Di versi aslinya, film garapan Majid Majidi itu menggambarkan perjuangan hidup kakak-beradik dalam keluarga sederhana, dimana mereka harus bergantian menggunakan sepasang sepatu untuk pergi ke sekolah. Dengan benang merah yang sama, Hanung Bramantyo, sutradara Children of Heaven versi Indonesia mengemaskan dengan lebih emosional lewat kultur dan budaya lokal, tanpa banyak bumbu yang terkesan mengeksploitasi kemiskinan dan kesedihan secara berlebihan.
Baca juga: Tayang Mulai 11 Juni, Berikut Sinopsis Film Dosa: Penebusan atau Pengampunan
Di buat dengan pendekatan lokal di Jawa Tengah berlatar tahun 1980an, Children of Heaven versi Indonesia bercerita tentang Ali dan Zahra, kakak-beradik yang hidup dalam keterbatasan ekonomi. Konflik bermula ketika Ali tak sengaja kehilangan sepatu milik Zahra, dan bermufakat dengan sang adik untuk merahasiakan hal itu dari orangtua mereka. Keduanya pun akhirnya berbagi satu pasang sepatu untuk dipakai bergantian ke sekolah.
Dari premis sederhana itu, Children of Heaven akhirnya memotret banyak aspek kehidupan, mulai dari rasa tanggung jawab, kasih sayang antar keluarga, dan perjuangan menghadapi kenyataan hidup. Emosi dalam film tak muncul dari adegan besar nan krusial, tapi dari ekspresi dan dialog kecil antara Ali dan Zahra dalam menghadapi masalah.

Meski dilabeli adaptasi, penonton yang sudah lebih dulu menyaksikan versi aslinya akan dimanjakan dengan beberapa adegan ikonik yang memantik nostalgia. Selain itu, film ini juga memuat sekelumit unsur komedi yang menghibur, tapi tak terkesan dipaksakan.
Untuk versi Indonesia, film Children of Heaven menghadirkan Jared Ali sebagai Ali dan Humaira Jahra sebagai Zahra. Selain itu, sejumlah nama seperti Andri Mashadi, Faradina Mufti, Didik Nini Thowok, Dodit Mulyanto, hingga Slamet Rahardjo juga turut terlibat di dalamnya.
Sebagai sebuah film adaptasi, Children of Heaven versi Indonesia sama sekali tak kehilangan rohnya sebagai film keluarga yang hangat dengan banyak pesan moral di dalamnya. Filmnya tidak memanjakan mata dengan visual yang mewah, tapi bisa menggugah kedekatan emosional dengan kesederhanaan, optimisme, dan perjuangan yang ditampilkan.

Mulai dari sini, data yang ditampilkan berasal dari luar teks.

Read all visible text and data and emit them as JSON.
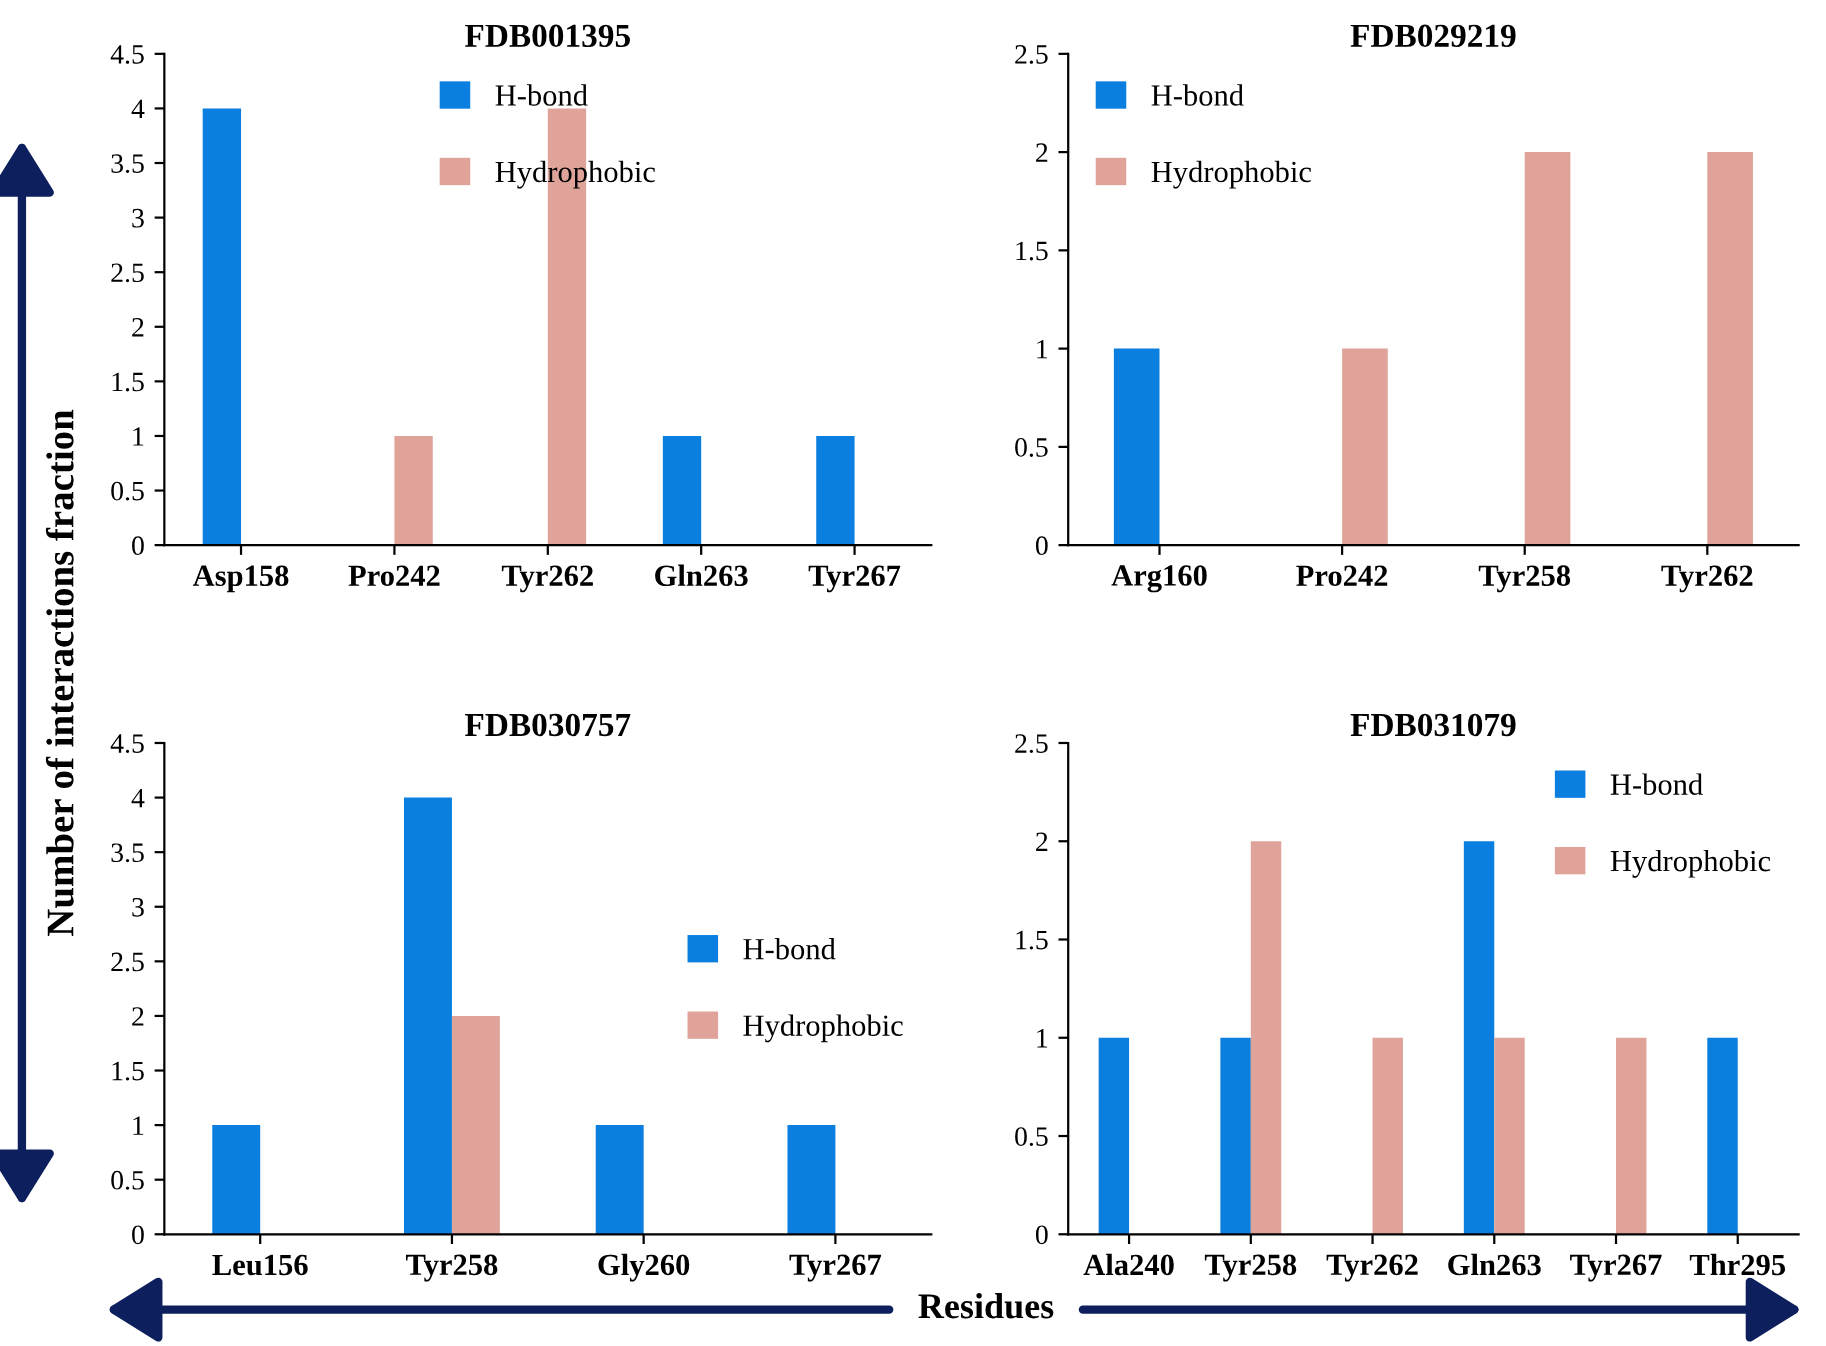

Ketika MD Pictures mengumumkan untuk mengadaptasi film Children of Heaven yang sempat masuk nominasi Academy Awards atau Oscar untuk kategori Best Foreign Language Film, publik dihadapkan pada beberapa kemungkinan. Apakah Manoj Punjabi dan Hanung Bramantyo akan mempertahankan kesederhanaan yang menjadi ruh film, atau memodifikasi ‘sana-sini’ untuk tetap memuaskan ekspektasi industri untuk sebuah film drama.
Namun, saat menyaksikan hasil akhirnya sebelum dirilis ke publik pada 27 Mei 2026 mendatang, bisa dibilang Children of Heaven versi Indonesia adalah karya yang humanis dan proporsional. Isu kemiskinan yang jadi background cerita tak dieksploitasi secara berlebihan, namun dikemas sedemikian rupa untuk memantik rasa optimis terhadap hasil akhir dari sebuah perjuangan.